1) **Age**: continuous.

2) **Auditory**: Numeric, valid range [0,10]. Does student learn best when listening or talking.

3) **Kinaesthetic**: Numeric, valid range [0,10]. Does student learn best when doing.

4) **Visual**: Numeric, valid range [0,10]. Does student learn when reading text or from diagrams.
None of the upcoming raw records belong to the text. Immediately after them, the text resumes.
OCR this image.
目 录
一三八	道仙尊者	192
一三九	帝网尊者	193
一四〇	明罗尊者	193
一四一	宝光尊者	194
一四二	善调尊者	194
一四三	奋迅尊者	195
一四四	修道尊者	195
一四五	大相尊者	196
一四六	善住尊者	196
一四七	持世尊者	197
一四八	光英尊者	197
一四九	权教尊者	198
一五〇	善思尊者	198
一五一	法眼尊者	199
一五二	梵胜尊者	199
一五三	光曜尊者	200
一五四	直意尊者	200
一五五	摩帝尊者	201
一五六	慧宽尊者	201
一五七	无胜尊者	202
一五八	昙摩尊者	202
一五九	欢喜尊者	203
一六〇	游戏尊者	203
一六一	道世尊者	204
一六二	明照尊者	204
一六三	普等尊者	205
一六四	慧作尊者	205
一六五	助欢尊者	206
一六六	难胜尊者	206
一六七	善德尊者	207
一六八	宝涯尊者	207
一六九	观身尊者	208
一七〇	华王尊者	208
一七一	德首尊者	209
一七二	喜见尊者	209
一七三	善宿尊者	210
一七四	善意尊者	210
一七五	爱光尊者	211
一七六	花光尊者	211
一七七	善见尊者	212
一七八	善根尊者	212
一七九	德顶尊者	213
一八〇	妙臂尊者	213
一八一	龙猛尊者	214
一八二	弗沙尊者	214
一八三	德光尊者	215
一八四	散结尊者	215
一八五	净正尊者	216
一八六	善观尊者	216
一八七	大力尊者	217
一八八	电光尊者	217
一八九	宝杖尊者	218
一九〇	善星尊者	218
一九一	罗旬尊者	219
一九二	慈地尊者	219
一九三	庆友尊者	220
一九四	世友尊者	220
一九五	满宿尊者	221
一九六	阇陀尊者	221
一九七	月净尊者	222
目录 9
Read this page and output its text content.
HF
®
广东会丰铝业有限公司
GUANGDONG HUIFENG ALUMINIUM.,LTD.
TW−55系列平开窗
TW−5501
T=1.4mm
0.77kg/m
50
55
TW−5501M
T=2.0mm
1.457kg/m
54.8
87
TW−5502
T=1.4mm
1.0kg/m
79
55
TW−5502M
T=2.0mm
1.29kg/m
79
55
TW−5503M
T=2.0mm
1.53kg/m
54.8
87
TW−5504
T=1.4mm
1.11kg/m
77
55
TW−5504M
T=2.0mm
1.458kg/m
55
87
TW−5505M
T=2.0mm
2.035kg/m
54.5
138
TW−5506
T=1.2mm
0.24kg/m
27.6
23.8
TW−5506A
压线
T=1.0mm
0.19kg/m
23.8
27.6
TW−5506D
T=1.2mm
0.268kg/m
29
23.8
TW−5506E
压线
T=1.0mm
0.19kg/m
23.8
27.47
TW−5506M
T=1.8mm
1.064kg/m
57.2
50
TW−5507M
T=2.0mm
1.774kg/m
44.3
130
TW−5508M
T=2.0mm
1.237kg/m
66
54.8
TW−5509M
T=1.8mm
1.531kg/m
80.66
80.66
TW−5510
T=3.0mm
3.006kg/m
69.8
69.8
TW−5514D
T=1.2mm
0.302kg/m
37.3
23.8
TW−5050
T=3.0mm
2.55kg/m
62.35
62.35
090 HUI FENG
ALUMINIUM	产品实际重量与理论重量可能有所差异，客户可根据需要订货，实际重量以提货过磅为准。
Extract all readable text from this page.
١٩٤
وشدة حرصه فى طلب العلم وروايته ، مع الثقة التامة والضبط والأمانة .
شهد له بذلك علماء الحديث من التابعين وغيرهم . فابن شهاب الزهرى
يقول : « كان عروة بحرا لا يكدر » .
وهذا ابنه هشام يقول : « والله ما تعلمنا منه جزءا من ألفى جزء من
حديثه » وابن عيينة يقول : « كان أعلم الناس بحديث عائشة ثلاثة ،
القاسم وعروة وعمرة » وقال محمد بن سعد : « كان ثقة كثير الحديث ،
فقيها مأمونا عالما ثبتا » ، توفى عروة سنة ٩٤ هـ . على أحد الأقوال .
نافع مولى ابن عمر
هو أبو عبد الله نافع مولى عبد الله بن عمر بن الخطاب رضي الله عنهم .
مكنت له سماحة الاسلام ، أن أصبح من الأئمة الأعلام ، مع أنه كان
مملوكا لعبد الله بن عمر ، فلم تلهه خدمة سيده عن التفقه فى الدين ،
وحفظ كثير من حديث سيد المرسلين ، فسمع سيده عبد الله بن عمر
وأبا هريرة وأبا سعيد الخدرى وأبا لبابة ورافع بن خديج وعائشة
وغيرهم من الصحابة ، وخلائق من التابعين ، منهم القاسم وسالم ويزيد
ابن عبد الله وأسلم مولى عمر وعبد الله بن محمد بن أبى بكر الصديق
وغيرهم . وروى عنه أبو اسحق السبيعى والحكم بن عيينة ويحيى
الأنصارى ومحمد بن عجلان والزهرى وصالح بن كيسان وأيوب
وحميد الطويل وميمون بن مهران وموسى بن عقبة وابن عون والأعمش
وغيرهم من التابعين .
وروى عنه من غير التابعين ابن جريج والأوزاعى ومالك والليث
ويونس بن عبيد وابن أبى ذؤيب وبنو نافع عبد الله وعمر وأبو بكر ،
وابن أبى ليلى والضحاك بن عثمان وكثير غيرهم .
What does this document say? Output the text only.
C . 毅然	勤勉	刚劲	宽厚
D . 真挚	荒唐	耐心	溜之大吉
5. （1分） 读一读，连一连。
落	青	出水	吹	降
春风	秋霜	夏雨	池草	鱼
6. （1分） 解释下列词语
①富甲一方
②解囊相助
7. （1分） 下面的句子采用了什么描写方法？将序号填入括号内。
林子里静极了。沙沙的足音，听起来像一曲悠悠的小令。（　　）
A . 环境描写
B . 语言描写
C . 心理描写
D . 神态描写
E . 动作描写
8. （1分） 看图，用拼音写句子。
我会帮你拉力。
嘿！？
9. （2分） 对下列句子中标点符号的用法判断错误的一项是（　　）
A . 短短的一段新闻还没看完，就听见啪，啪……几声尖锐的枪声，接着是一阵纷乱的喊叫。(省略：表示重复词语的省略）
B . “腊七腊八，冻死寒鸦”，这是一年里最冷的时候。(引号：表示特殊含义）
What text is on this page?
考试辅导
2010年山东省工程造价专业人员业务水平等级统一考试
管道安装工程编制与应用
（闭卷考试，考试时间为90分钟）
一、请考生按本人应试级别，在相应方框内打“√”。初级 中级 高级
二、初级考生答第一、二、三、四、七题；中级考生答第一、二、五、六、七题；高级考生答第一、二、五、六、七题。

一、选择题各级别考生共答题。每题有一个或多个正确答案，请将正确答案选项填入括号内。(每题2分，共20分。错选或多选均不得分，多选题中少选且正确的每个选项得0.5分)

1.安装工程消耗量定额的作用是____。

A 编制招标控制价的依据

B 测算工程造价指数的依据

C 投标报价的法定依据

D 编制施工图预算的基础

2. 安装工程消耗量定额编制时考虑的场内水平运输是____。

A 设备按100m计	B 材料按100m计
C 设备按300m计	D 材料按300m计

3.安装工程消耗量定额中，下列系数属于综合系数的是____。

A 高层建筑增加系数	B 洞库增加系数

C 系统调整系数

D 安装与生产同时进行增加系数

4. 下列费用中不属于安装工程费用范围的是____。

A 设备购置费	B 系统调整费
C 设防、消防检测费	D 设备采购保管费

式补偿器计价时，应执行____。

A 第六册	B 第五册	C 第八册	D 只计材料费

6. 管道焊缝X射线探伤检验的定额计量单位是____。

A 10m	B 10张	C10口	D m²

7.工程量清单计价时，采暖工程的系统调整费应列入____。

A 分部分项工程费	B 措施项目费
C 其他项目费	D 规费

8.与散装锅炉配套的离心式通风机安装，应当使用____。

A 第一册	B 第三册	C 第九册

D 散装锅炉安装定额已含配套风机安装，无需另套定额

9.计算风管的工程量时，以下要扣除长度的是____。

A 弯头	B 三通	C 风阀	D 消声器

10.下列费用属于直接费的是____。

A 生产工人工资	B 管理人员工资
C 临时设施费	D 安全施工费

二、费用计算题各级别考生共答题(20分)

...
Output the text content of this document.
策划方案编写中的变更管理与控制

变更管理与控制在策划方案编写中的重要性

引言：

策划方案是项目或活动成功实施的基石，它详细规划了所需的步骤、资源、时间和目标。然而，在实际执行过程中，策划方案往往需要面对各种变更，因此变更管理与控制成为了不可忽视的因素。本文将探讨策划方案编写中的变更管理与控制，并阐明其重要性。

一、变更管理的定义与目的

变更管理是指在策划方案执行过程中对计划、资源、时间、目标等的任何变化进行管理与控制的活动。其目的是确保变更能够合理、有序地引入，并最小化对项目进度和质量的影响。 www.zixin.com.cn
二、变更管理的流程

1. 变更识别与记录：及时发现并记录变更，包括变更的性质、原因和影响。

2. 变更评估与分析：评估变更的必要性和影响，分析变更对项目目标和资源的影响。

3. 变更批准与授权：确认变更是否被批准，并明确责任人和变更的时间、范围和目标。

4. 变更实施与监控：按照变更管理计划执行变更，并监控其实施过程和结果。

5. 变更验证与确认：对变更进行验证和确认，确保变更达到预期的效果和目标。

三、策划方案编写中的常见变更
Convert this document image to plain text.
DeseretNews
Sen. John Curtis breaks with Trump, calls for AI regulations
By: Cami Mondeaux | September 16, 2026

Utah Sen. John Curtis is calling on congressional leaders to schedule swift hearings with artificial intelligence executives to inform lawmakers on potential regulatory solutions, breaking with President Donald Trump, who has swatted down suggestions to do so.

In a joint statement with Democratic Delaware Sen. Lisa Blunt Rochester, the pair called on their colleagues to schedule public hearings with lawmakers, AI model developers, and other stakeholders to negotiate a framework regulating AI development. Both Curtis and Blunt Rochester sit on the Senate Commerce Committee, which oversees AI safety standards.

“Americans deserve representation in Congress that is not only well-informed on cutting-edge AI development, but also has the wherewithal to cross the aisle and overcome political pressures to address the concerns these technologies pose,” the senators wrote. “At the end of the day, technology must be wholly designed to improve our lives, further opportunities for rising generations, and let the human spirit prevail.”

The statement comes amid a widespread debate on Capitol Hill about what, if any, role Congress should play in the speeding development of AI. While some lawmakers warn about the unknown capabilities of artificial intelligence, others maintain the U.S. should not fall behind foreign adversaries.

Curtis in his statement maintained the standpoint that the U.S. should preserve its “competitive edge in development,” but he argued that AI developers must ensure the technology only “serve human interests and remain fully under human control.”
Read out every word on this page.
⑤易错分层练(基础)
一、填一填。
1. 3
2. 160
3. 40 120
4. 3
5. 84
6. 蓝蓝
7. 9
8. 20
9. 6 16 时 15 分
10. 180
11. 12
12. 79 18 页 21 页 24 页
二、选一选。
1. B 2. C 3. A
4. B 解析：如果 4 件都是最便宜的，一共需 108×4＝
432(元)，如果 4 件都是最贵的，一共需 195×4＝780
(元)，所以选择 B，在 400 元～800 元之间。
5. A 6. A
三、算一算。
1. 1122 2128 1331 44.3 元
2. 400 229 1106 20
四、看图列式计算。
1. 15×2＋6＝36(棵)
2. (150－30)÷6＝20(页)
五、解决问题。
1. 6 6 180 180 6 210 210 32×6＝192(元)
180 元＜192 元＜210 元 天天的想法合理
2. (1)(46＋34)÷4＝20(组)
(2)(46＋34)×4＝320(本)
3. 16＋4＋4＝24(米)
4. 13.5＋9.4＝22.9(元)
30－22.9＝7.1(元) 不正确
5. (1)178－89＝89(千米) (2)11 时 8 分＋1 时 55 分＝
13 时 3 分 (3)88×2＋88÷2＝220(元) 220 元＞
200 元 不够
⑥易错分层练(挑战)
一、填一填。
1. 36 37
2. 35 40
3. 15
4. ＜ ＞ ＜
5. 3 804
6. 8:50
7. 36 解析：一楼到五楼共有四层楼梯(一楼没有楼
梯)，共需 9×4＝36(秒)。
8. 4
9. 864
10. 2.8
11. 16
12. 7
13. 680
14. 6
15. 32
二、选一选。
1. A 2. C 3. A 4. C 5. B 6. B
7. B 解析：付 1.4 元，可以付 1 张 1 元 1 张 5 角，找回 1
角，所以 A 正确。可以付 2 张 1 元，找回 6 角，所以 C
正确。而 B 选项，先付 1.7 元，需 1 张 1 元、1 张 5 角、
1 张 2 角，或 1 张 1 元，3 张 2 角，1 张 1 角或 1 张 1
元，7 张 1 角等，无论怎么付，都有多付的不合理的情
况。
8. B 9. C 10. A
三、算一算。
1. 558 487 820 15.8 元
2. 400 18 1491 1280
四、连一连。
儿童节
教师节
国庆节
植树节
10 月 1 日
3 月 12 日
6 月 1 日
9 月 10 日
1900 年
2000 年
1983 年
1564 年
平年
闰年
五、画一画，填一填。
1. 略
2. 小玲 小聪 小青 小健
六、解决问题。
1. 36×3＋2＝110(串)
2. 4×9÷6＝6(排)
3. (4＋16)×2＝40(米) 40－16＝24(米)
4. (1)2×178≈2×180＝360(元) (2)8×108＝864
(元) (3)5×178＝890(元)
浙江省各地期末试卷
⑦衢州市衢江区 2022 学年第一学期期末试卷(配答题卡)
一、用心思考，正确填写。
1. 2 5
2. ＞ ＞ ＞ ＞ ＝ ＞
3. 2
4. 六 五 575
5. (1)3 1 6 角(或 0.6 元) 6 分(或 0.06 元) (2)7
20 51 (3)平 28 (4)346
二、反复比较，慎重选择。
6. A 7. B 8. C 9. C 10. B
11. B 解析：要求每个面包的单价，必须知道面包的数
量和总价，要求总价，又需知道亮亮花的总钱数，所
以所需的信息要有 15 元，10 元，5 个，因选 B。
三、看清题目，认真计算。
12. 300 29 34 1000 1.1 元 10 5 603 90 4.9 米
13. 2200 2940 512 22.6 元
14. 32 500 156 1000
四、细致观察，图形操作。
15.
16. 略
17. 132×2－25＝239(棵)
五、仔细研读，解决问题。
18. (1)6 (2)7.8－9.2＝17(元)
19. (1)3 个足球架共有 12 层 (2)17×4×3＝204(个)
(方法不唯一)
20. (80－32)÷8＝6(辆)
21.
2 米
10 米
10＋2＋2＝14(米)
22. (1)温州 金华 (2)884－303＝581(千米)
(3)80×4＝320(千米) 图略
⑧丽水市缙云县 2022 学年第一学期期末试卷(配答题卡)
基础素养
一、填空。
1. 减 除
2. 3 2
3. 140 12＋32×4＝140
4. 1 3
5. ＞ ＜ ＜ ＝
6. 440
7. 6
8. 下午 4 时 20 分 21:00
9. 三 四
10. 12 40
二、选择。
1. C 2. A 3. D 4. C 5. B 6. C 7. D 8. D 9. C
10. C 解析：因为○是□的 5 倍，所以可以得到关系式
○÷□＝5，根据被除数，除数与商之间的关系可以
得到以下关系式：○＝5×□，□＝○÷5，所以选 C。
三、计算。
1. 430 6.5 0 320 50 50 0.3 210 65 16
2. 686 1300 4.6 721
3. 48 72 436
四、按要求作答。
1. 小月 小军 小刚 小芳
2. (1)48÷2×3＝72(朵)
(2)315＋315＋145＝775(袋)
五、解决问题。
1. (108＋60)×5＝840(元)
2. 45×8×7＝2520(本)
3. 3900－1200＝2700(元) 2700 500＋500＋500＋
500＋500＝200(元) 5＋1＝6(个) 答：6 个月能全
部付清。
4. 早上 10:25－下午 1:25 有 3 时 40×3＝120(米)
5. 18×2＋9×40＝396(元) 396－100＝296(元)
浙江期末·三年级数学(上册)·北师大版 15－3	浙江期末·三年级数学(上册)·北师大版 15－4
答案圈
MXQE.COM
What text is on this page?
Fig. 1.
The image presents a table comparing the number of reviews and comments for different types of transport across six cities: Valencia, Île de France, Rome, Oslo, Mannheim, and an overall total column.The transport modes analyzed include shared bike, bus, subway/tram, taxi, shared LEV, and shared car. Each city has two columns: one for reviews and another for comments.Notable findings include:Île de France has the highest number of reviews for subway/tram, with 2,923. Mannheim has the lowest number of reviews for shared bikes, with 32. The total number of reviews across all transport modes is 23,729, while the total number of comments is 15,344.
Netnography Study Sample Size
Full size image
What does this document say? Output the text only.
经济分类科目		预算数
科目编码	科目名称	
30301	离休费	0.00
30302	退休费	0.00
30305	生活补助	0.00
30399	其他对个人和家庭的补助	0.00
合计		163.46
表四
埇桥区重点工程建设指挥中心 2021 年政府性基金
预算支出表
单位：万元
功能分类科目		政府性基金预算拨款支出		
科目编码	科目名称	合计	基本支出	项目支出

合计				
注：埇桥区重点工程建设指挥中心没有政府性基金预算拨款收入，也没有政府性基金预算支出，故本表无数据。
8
5) **Extrinsic Motivation**: Numeric, valid range [0,10]. Is the student motivation by external awards such as good grades

6) **Intrinsic Motivation**: Numeric, valid range [0,10]. Is the student motivated by an interest in learning itself

7) **Self-Efficacy**: Numeric, valid range [0,10]. Student's belief that they can do well

8) **Study Time**: Numeric, valid range [0,10]. Representative of weekly hours spent studying

9) **Conscientiousness**: Numeric, valid range [0,10]. Personality trait.

10) **CAO Points**: range [0, 625] leaving certificate points, end of school state exam in Ireland

11) **Maths**: range [0,100] - leaving certificate score in Mathematics

12) **English**: range [0,100] - leaving certificate score in English

In [None]:
#Checking for null values
print(df.isnull().sum())
sns.heatmap(df.isnull(), cbar=False)

In [None]:
# Detailed overview of the dataframe itself.
df.info()

In [None]:
# remove duplicates, if any
df = df[~df.duplicated()] 
df.shape
#No duplicate values

 ### i) Investigate correlation in the new dataframe.

In [None]:
corr = df.corr()
corr.style.background_gradient(cmap='coolwarm')

### ii) Variables correlated to Pass.

In [None]:
df.corr()['Pass'].sort_values().drop('Pass').plot(kind='barh')

### iii) Summary of Pass and Fail

In [None]:
sns.countplot(x='Pass', data=df, palette='hls')

From the above graph, we observed there are many more Students are 'Pass'. This is referred to as 'class imbalance'.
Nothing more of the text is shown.